Remember that story about the little girl with the facial scars being allegedly thrown out of KFC because her injuries were upsetting the other customers: FAKE FAKE FAKE FAKE FAKE
http://www.nydailynews.com/news/national/woman-claim-kfc-kicked-3-year-old-disfigured-granddaughter-hoax-report-article-1.1841151 I mean I don't want to bang my own drum here, primarily because it was so obvious a 6 year old child could have seen through it, but I knew this crap was a hoax from the start. Why? Because EVERY SINGLE TIME one of these stories spreads like wildfire on social media and everyone's rushing to their keyboards to express their most righteous outrage, it turns out that the person who made the claim fabricated the whole thing for attention. Waitress writes offensive note on customers receipt condemning their "lifestyle" or their skin color or some such thing. Customer posts photo of receipt or otherwise recounts their experience on Facebook. Facebook users issue stark condemnations in their thousands. Mass media picks up the story. Goes viral. Millions of people vow never to shop at store X or eat at restaurant Y every again. Stories continue for about a week. And then it's all exposed as a big con.

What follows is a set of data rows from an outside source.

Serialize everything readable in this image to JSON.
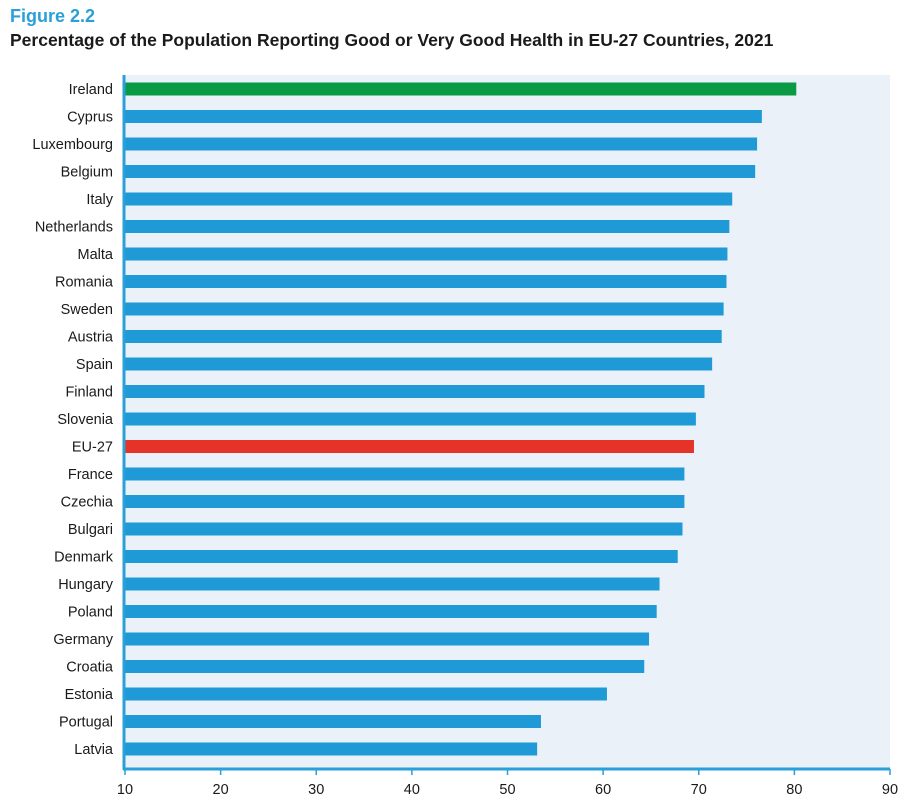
{
  "figure_label": "Figure 2.2",
  "chart_data": {
    "type": "bar",
    "orientation": "horizontal",
    "title": "Percentage of the Population Reporting Good or Very Good Health in EU-27 Countries, 2021",
    "xlabel": "",
    "ylabel": "",
    "xlim": [
      10,
      90
    ],
    "xticks": [
      10,
      20,
      30,
      40,
      50,
      60,
      70,
      80,
      90
    ],
    "categories": [
      "Ireland",
      "Cyprus",
      "Luxembourg",
      "Belgium",
      "Italy",
      "Netherlands",
      "Malta",
      "Romania",
      "Sweden",
      "Austria",
      "Spain",
      "Finland",
      "Slovenia",
      "EU-27",
      "France",
      "Czechia",
      "Bulgari",
      "Denmark",
      "Hungary",
      "Poland",
      "Germany",
      "Croatia",
      "Estonia",
      "Portugal",
      "Latvia"
    ],
    "values": [
      80.2,
      76.6,
      76.1,
      75.9,
      73.5,
      73.2,
      73.0,
      72.9,
      72.6,
      72.4,
      71.4,
      70.6,
      69.7,
      69.5,
      68.5,
      68.5,
      68.3,
      67.8,
      65.9,
      65.6,
      64.8,
      64.3,
      60.4,
      53.5,
      53.1
    ],
    "highlight": {
      "Ireland": "#0a9a44",
      "EU-27": "#e5332a"
    },
    "default_color": "#1f9ad6",
    "plot_background": "#eaf1f9",
    "axis_color": "#2a9fd8"
  }
}
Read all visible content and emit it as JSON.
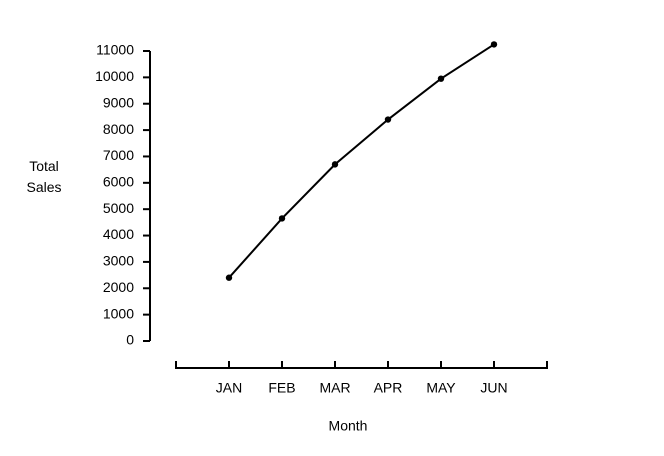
{
  "chart_data": {
    "type": "line",
    "xlabel": "Month",
    "ylabel": "Total Sales",
    "categories": [
      "JAN",
      "FEB",
      "MAR",
      "APR",
      "MAY",
      "JUN"
    ],
    "values": [
      2400,
      4650,
      6700,
      8400,
      9950,
      11250
    ],
    "color": "#000000",
    "ylim": [
      0,
      11000
    ],
    "yticks": [
      0,
      1000,
      2000,
      3000,
      4000,
      5000,
      6000,
      7000,
      8000,
      9000,
      10000,
      11000
    ]
  }
}
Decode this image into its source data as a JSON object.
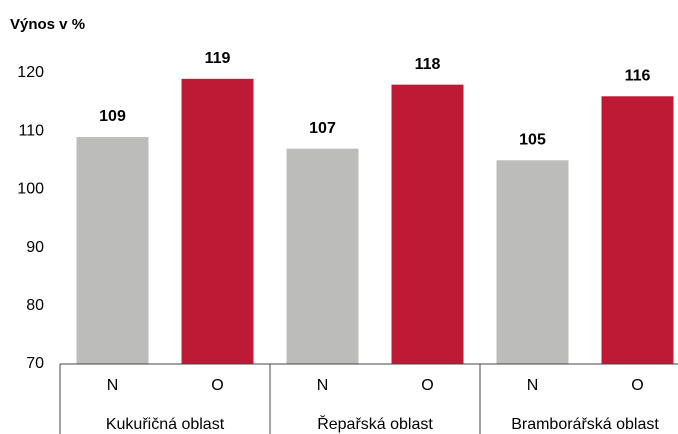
{
  "chart_data": {
    "type": "bar",
    "title": "Výnos v %",
    "groups": [
      "Kukuřičná oblast",
      "Řepařská oblast",
      "Bramborářská oblast"
    ],
    "categories": [
      "N",
      "O",
      "N",
      "O",
      "N",
      "O"
    ],
    "values": [
      109,
      119,
      107,
      118,
      105,
      116
    ],
    "colors": [
      "#bcbcba",
      "#be1a36",
      "#bcbcba",
      "#be1a36",
      "#bcbcba",
      "#be1a36"
    ],
    "ylim": [
      70,
      120
    ],
    "yticks": [
      70,
      80,
      90,
      100,
      110,
      120
    ],
    "grid": false
  }
}
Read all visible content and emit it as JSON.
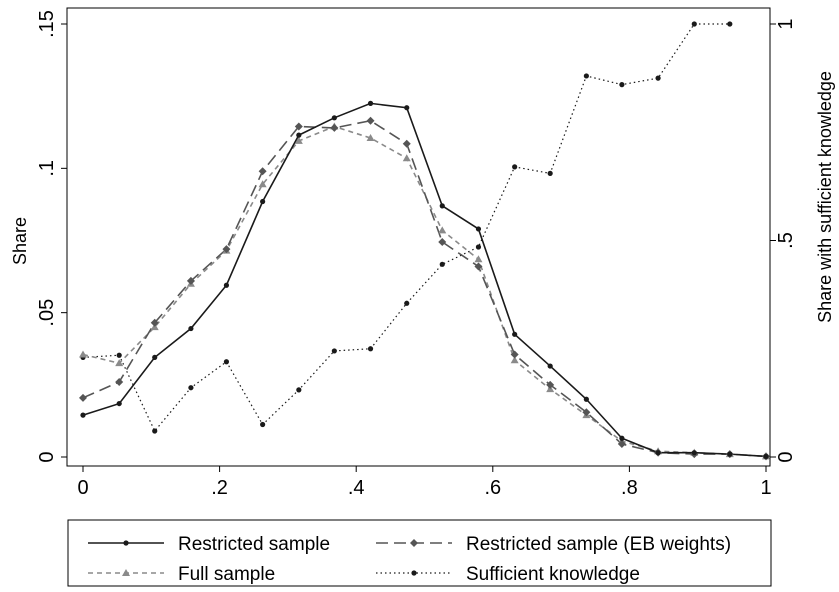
{
  "chart_data": {
    "type": "line",
    "title": "",
    "xlabel": "",
    "ylabel": "Share",
    "y2label": "Share with sufficient knowledge",
    "xlim": [
      0,
      1
    ],
    "ylim": [
      0,
      0.15
    ],
    "y2lim": [
      0,
      1
    ],
    "xticks": [
      0,
      0.2,
      0.4,
      0.6,
      0.8,
      1
    ],
    "xtick_labels": [
      "0",
      ".2",
      ".4",
      ".6",
      ".8",
      "1"
    ],
    "yticks": [
      0,
      0.05,
      0.1,
      0.15
    ],
    "ytick_labels": [
      "0",
      ".05",
      ".1",
      ".15"
    ],
    "y2ticks": [
      0,
      0.5,
      1
    ],
    "y2tick_labels": [
      "0",
      ".5",
      "1"
    ],
    "grid": false,
    "legend_position": "bottom",
    "series": [
      {
        "name": "Restricted sample",
        "axis": "left",
        "color": "#1a1a1a",
        "dash": "solid",
        "marker": "circle",
        "x": [
          0,
          0.053,
          0.105,
          0.158,
          0.21,
          0.263,
          0.316,
          0.368,
          0.421,
          0.474,
          0.526,
          0.579,
          0.632,
          0.684,
          0.737,
          0.789,
          0.842,
          0.895,
          0.947,
          1.0
        ],
        "values": [
          0.0145,
          0.0185,
          0.0345,
          0.0445,
          0.0595,
          0.0885,
          0.1115,
          0.1175,
          0.1225,
          0.121,
          0.087,
          0.079,
          0.0425,
          0.0315,
          0.02,
          0.0065,
          0.0015,
          0.0015,
          0.001,
          0.0002
        ]
      },
      {
        "name": "Restricted sample (EB weights)",
        "axis": "left",
        "color": "#555555",
        "dash": "longdash",
        "marker": "diamond",
        "x": [
          0,
          0.053,
          0.105,
          0.158,
          0.21,
          0.263,
          0.316,
          0.368,
          0.421,
          0.474,
          0.526,
          0.579,
          0.632,
          0.684,
          0.737,
          0.789,
          0.842,
          0.895,
          0.947,
          1.0
        ],
        "values": [
          0.0205,
          0.026,
          0.0465,
          0.061,
          0.072,
          0.099,
          0.1145,
          0.114,
          0.1165,
          0.1085,
          0.0745,
          0.066,
          0.0355,
          0.025,
          0.0155,
          0.0045,
          0.0015,
          0.001,
          0.001,
          0.0002
        ]
      },
      {
        "name": "Full sample",
        "axis": "left",
        "color": "#8a8a8a",
        "dash": "shortdash",
        "marker": "triangle",
        "x": [
          0,
          0.053,
          0.105,
          0.158,
          0.21,
          0.263,
          0.316,
          0.368,
          0.421,
          0.474,
          0.526,
          0.579,
          0.632,
          0.684,
          0.737,
          0.789,
          0.842,
          0.895,
          0.947,
          1.0
        ],
        "values": [
          0.0355,
          0.0325,
          0.045,
          0.06,
          0.0715,
          0.0945,
          0.1095,
          0.1145,
          0.1105,
          0.1035,
          0.0785,
          0.0685,
          0.0335,
          0.0235,
          0.0145,
          0.0055,
          0.002,
          0.0015,
          0.001,
          0.0002
        ]
      },
      {
        "name": "Sufficient knowledge",
        "axis": "right",
        "color": "#1a1a1a",
        "dash": "dotted",
        "marker": "circle",
        "x": [
          0,
          0.053,
          0.105,
          0.158,
          0.21,
          0.263,
          0.316,
          0.368,
          0.421,
          0.474,
          0.526,
          0.579,
          0.632,
          0.684,
          0.737,
          0.789,
          0.842,
          0.895,
          0.947
        ],
        "values": [
          0.23,
          0.235,
          0.06,
          0.16,
          0.22,
          0.075,
          0.155,
          0.245,
          0.25,
          0.355,
          0.445,
          0.485,
          0.67,
          0.655,
          0.88,
          0.86,
          0.875,
          1.0,
          1.0
        ]
      }
    ]
  }
}
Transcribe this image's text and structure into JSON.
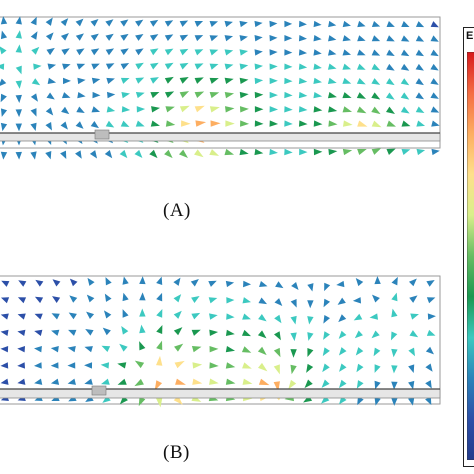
{
  "figure": {
    "panels": [
      {
        "id": "A",
        "caption": "(A)"
      },
      {
        "id": "B",
        "caption": "(B)"
      }
    ],
    "legend": {
      "title_fragment": "E",
      "colorscale": [
        "#d7191c",
        "#f46d43",
        "#fdae61",
        "#fee08b",
        "#d9ef8b",
        "#66bd63",
        "#1a9850",
        "#3cc9c0",
        "#2b83ba",
        "#2c4fa8",
        "#233b8c"
      ]
    }
  }
}
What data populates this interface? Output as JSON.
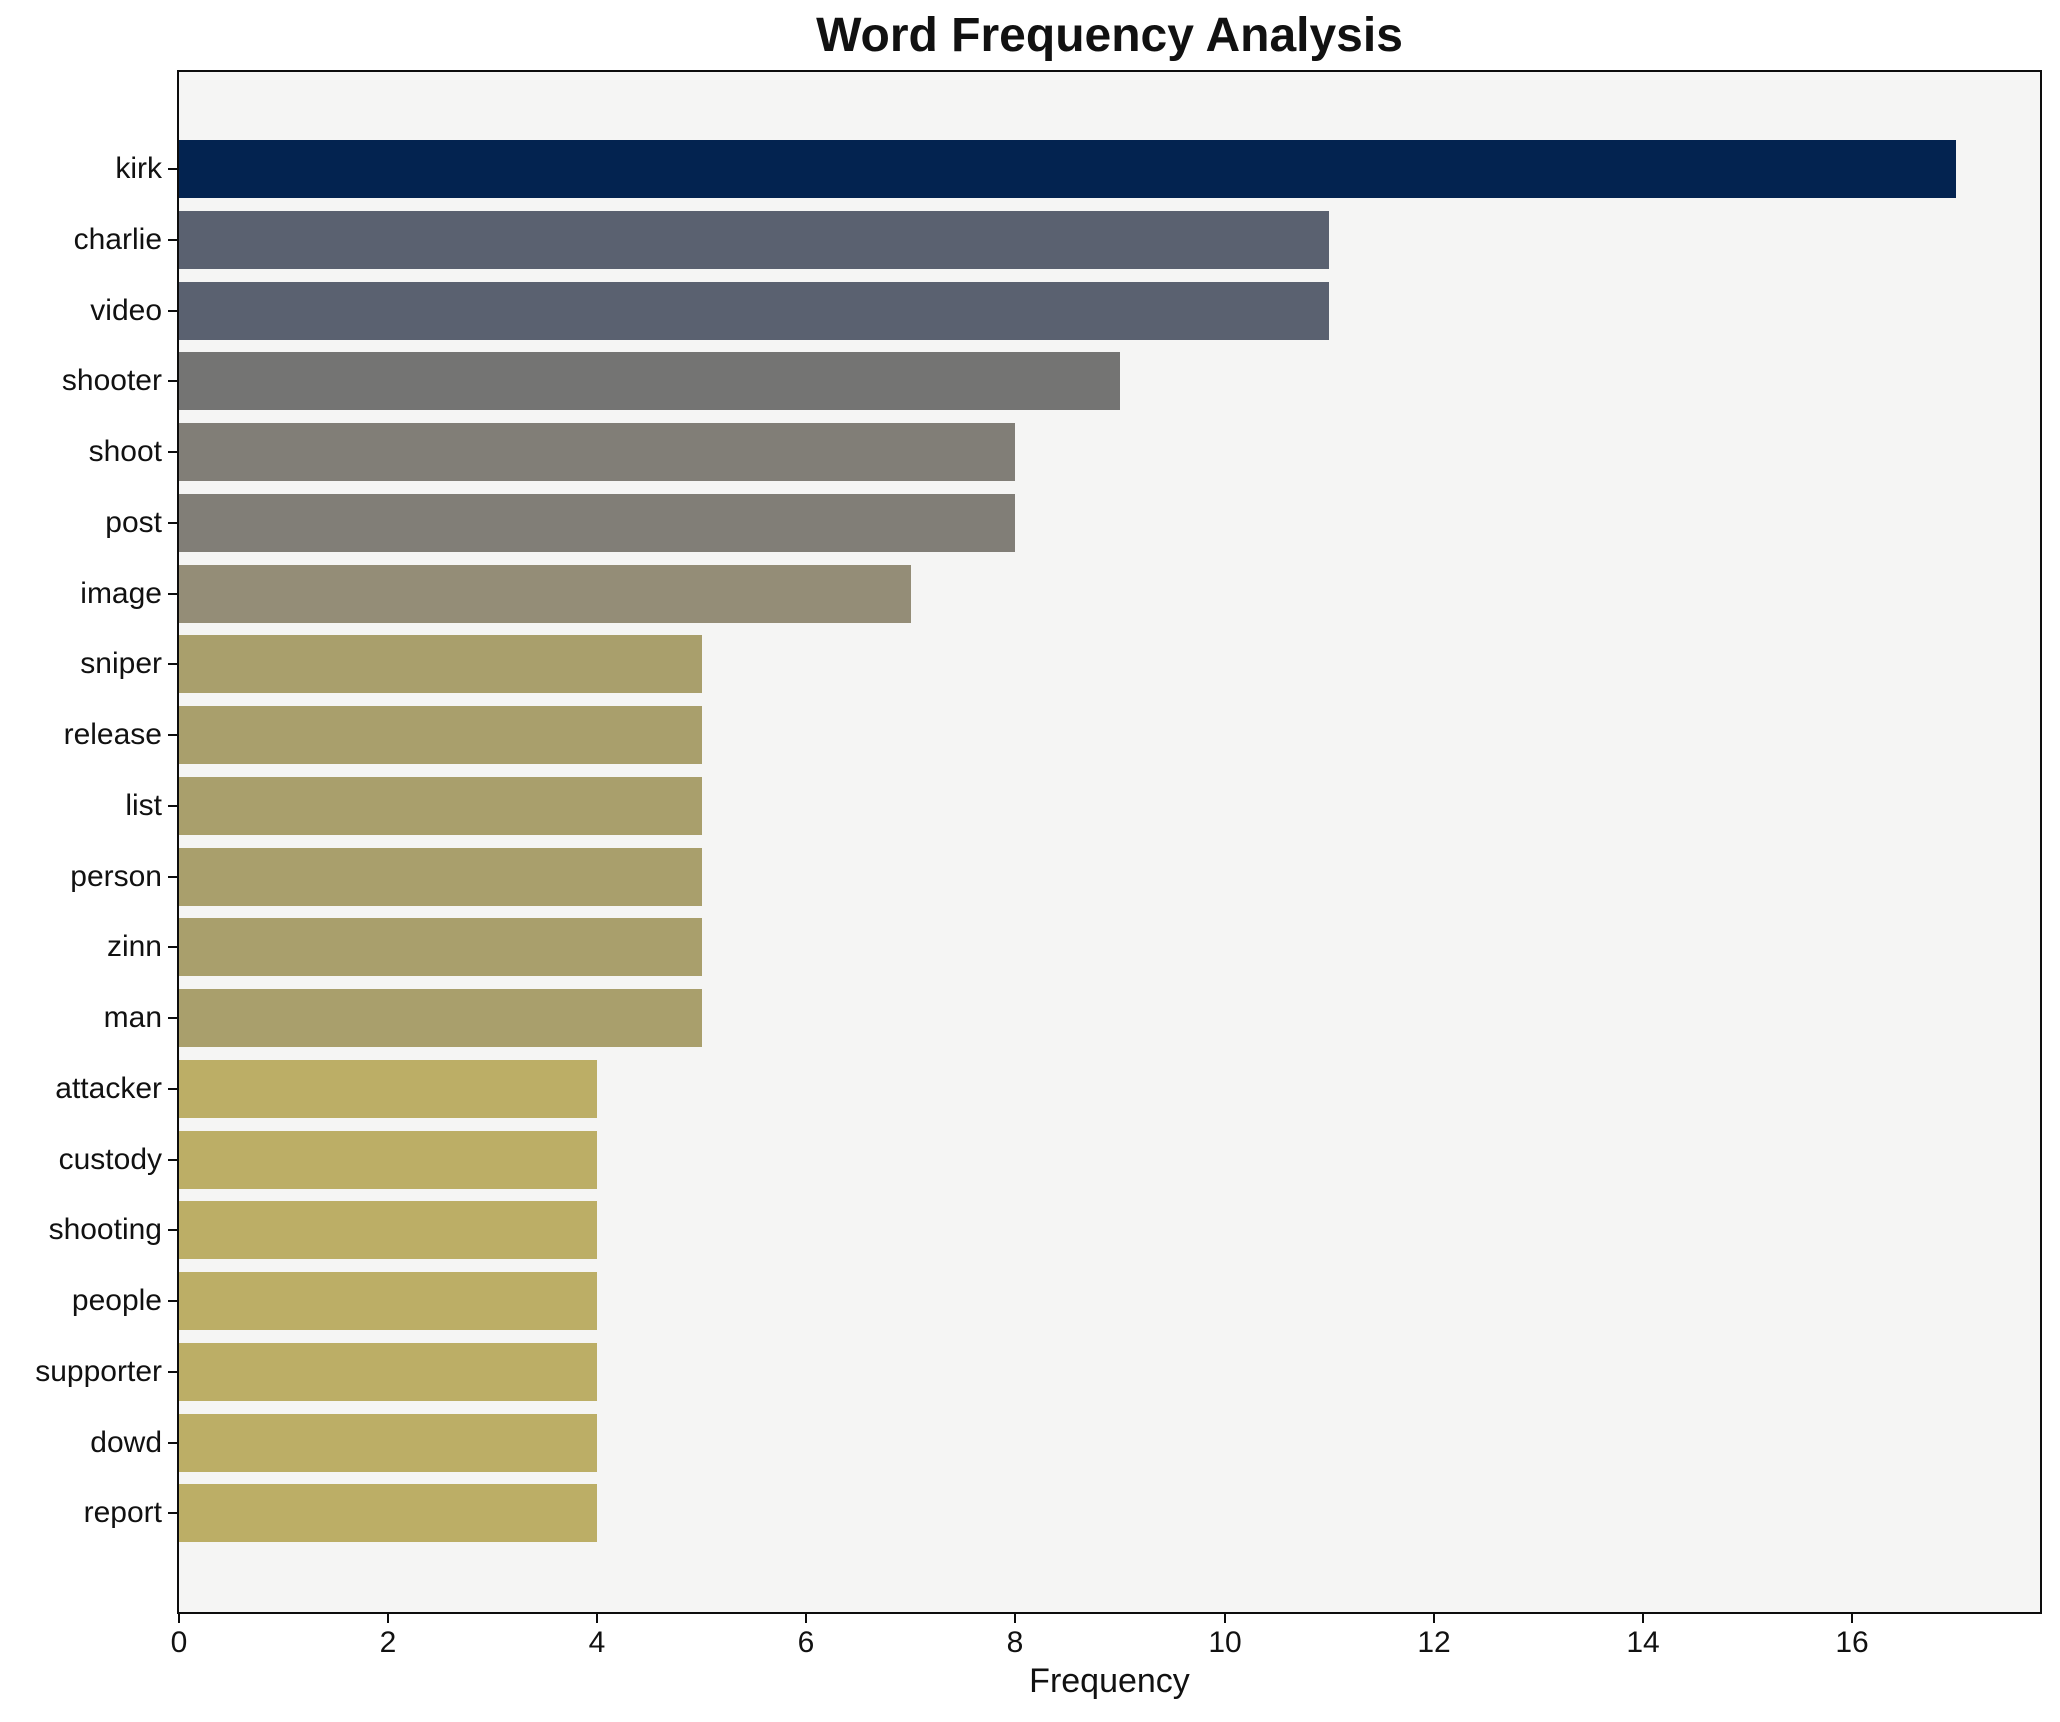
{
  "chart_data": {
    "type": "bar",
    "orientation": "horizontal",
    "title": "Word Frequency Analysis",
    "xlabel": "Frequency",
    "ylabel": "",
    "categories": [
      "kirk",
      "charlie",
      "video",
      "shooter",
      "shoot",
      "post",
      "image",
      "sniper",
      "release",
      "list",
      "person",
      "zinn",
      "man",
      "attacker",
      "custody",
      "shooting",
      "people",
      "supporter",
      "dowd",
      "report"
    ],
    "values": [
      17,
      11,
      11,
      9,
      8,
      8,
      7,
      5,
      5,
      5,
      5,
      5,
      5,
      4,
      4,
      4,
      4,
      4,
      4,
      4
    ],
    "bar_colors": [
      "#032350",
      "#5a6170",
      "#5a6170",
      "#747473",
      "#817e77",
      "#817e77",
      "#948d77",
      "#a99f6c",
      "#a99f6c",
      "#a99f6c",
      "#a99f6c",
      "#a99f6c",
      "#a99f6c",
      "#bcae66",
      "#bcae66",
      "#bcae66",
      "#bcae66",
      "#bcae66",
      "#bcae66",
      "#bcae66"
    ],
    "xlim": [
      0,
      17.8
    ],
    "xticks": [
      0,
      2,
      4,
      6,
      8,
      10,
      12,
      14,
      16
    ],
    "grid": false,
    "legend": "none",
    "plot_background": "#f5f5f4",
    "figure_background": "#ffffff",
    "spine_color": "#0d0d0d",
    "text_color": "#111111"
  }
}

When this KFC story came out, I made a comment on a news site along the lines of "here we go again, I wonder how long before it's exposed as a hoax." Downvoted something like 600 times. Roundly condemned over and over again in comment replies for being a "hater." People telling me "of course it's true, why would she make up something like that? KFC is a corporation and all corporations are evil."
Why does the general public have such awful, awful judgment? How are they so utterly terrible at seeing patterns? It kind of freaks me out that these people can vote and serve on juries etc.